In spite of the increased efforts of its users to adapt the irrigation system to the new hydrological conditions, due to the lack of water the system was no longer able to perform its function, namely to irrigate the fields. Thus farming declined and the whole region became desolate. Numerous remains of ancient towns and settlements, as well as of irrigation structures, all dating from antiquity and from the late Middle Ages, attest to what took place in this region. The fact that there are no such remains from the warm period of the early Middle Ages on the Kuvan Dar'ya and Zhana Dar'ya deltas, moreover, is further evidence of this.
The tendency of the Syr Dar'ya to migrate during the present warm period is verified by the direct observations of various investigators (for example, Bogdanov (1882)). The northward deviation of the Amu Darya during this period was accompanied by a deviation of the Syr Dar'ya in the same direction. The Sarysu and the Chu gradually became separated from the Syr Dar'ya, and the Yany Darya and Zhana Darya became overgrown. The Syr Dar'ya found a new course along the Kuvan Darya, but then it abandoned this course as well and found its present channel. As a consequence, the Yany Dar'ya and Kuvan Dar'ya dried up. It should be recalled that Myshkin's map for the year 1831 showed the Syr Dar'ya discharging into the Aral Sea via three branches (the Zhana Dar'ya, the Kuvan Darya, and the Syr Dar'ya).
Recently, the channels on the right side of the Syr Darya have developed considerably. For example, the Kara Uzyak, which was formed at the site of the extensive floods at the end of the last century, carried only 10% of the discharge of the Syr Dar'ya in 1925, whereas at present it carries 40%. This development of the channel, moreover, is continuing.
Borovskii and Pogrebenskii (1958) think that the bulk of the water of the river is in the process of shifting over from the Syr Darya channel to the new, growing Kara Uzyak channel. In connection with this shift to the Kara Uzyak, it may be assumed that the Dzhaman Dar'ya, the main channel of the Syr Dar'ya, will become silted up at its beginning.

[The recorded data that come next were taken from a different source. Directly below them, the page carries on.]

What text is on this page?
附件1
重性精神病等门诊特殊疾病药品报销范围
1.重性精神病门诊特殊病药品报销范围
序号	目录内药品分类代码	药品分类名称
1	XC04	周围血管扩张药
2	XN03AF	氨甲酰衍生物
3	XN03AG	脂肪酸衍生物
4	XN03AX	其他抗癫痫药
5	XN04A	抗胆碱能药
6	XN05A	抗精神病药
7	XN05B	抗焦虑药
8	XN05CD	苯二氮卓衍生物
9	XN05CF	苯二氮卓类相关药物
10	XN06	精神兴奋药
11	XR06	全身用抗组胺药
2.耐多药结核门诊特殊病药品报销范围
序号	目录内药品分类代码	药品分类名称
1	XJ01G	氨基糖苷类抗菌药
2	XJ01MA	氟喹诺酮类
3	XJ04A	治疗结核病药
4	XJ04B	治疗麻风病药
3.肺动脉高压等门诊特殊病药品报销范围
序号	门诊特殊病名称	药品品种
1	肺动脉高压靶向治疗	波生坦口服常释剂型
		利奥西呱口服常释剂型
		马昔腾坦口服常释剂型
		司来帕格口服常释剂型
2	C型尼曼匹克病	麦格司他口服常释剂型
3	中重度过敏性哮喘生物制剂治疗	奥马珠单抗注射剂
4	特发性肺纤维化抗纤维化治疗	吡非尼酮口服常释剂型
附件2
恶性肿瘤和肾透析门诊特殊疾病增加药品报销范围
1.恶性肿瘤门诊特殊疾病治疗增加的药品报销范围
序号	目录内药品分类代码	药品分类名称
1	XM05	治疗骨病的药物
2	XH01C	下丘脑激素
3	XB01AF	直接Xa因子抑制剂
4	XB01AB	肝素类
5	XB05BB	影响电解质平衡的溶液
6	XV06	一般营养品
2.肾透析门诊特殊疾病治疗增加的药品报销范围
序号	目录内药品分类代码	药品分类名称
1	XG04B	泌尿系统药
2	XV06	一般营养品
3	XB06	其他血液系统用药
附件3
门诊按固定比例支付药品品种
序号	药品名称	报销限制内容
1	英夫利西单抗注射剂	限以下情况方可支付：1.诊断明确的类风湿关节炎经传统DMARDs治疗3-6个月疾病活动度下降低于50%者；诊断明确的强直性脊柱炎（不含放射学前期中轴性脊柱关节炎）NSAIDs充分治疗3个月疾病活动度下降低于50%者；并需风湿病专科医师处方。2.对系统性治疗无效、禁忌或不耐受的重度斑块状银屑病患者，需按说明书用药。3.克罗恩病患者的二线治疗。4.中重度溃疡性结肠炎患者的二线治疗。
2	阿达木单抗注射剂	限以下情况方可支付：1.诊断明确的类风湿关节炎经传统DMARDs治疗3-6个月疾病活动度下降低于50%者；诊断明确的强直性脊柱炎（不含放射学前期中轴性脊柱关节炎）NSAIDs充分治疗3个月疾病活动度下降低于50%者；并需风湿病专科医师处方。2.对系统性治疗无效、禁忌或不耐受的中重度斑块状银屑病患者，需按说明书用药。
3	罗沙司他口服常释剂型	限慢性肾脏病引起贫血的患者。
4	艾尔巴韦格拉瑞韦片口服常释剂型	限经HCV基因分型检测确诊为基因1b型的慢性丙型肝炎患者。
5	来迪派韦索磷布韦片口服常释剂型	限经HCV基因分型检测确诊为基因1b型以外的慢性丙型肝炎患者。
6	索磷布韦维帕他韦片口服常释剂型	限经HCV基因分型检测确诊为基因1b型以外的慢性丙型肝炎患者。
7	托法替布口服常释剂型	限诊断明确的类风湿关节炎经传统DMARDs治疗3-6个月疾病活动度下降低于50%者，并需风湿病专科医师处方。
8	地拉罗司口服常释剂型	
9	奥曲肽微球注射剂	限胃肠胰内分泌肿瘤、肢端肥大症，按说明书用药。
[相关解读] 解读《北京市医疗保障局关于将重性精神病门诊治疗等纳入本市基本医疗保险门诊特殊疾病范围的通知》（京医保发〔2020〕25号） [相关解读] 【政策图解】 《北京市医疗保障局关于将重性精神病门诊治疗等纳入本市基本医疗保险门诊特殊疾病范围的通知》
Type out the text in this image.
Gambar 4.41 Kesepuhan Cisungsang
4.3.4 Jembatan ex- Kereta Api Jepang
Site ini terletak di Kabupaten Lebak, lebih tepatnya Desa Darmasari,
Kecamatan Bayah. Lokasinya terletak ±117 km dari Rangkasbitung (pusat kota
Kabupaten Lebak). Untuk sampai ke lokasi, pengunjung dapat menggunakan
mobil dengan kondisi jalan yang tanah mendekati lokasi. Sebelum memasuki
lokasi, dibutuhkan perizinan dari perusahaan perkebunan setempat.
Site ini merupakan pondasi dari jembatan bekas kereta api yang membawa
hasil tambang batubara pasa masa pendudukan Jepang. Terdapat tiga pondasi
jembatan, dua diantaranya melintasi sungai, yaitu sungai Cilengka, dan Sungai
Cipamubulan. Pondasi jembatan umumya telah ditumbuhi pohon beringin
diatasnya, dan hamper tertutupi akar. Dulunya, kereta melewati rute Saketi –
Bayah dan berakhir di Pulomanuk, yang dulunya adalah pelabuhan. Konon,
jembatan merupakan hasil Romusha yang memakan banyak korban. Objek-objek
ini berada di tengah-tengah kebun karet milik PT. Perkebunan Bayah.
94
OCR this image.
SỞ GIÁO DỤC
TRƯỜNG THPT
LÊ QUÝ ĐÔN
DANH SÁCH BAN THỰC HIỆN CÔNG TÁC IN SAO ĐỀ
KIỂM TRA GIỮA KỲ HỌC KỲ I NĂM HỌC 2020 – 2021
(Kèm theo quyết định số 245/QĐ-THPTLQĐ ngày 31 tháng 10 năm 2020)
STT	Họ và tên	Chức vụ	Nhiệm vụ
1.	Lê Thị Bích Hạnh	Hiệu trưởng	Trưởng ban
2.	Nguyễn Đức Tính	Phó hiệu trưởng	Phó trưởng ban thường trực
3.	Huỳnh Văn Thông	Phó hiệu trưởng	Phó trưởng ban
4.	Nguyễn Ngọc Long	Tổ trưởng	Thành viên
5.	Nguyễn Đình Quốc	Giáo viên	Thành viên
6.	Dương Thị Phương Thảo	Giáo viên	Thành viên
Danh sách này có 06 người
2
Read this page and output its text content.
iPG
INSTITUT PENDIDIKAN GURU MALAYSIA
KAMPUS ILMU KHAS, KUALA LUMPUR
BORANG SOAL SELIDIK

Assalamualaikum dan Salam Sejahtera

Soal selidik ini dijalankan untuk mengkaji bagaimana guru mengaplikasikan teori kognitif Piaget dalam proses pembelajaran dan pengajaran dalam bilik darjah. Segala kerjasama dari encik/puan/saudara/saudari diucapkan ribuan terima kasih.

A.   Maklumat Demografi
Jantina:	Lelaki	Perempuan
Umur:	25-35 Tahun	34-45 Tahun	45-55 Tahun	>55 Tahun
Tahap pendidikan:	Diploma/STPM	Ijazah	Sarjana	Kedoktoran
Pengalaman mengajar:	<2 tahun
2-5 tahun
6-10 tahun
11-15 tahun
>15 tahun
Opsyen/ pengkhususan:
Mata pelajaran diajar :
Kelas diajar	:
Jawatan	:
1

The Kara Uzyak and Kok Su distributaries will undergo an intensive development, deepening and widening their channels and thereby reinforcing the discharge to the right. This shifting of the distributaries northward may also continue further, as far as the Kara Kemir bench.
The Amu Dar'ya. In its lower reaches this river flows northwest and discharges into the Aral Sea (Figure 8). It is a known fact that the Amu Dar'ya has repeatedly and abruptly changed course and migrated over a vast territory in the western plains of Central Asia, and that these plains were formed primarily by the alluvial deposits of this great river.
On the basis of the correlation between the cyclical fluctuations of the climate and the planet-wide rearrangements of the drainage system, it is possible to draw up the following approximate plan of the successive shifts in the course of the Amu Darya during the Quaternary period.* The period of Dnieper glaciation was characterized by an enormous accumulation of solid moisture in the high latitudes. Accordingly, the Earth's diurnal velocity was relatively high, and the global drainage system shifted equatorward under the influence of the centrifugal forces. The Amu Dar'ya also shifted in this direction at that time. Pressing on to the foot of the Kopet Dagh, it flowed into the southwestern depressions of the Aral-Caspian plain and filled them up with alluvial deposits (see Figure 8a).
The period of Dnieper glaciation was succeeded by a warm interglacial period. The solid moisture in latitudes then turned into liquid and part of it was transported to the low latitudes. As a result, the diurnal rotation of the Earth slowed down and the centrifugal forces were reduced accordingly. The drainage system responded to the new rotational regime of the Earth by shifting toward the poles. During this epoch the Amu Dar'ya deviated to the right (northward), and the depressions located in the northwestern part of the Aral-Caspian plain began to receive its discharge. At that time it flowed into these depressions and filled them up with alluvial deposits (Figure 8d).
The warm interglacial period gave way in turn to a new wave of climatic cooling. However, the glaciation at this time was on a smaller scale than during the preceding glacial period. Consequently, the equatorward shift of the global drainage system was also less.
The Amu Dar'ya then deviated to the left and flowed first into Lake Sarykamysh and afterwards along the Uzboi to the Caspian Sea (Figures 8b, 8c); at this time the central and southwestern depressions of the Aral Caspian plain were watered and filled in with sediments. Thus, the river then occupied an intermediate position between the following two extremes: a north-meridional course (corresponding to the warm interglacial period) which lay approximately along the Akcha Dar'ya channel, and a latitudinal course (corresponding to the period of the Dnieper maximum of climatic cooling) along the foothills of the Kopet Dagh.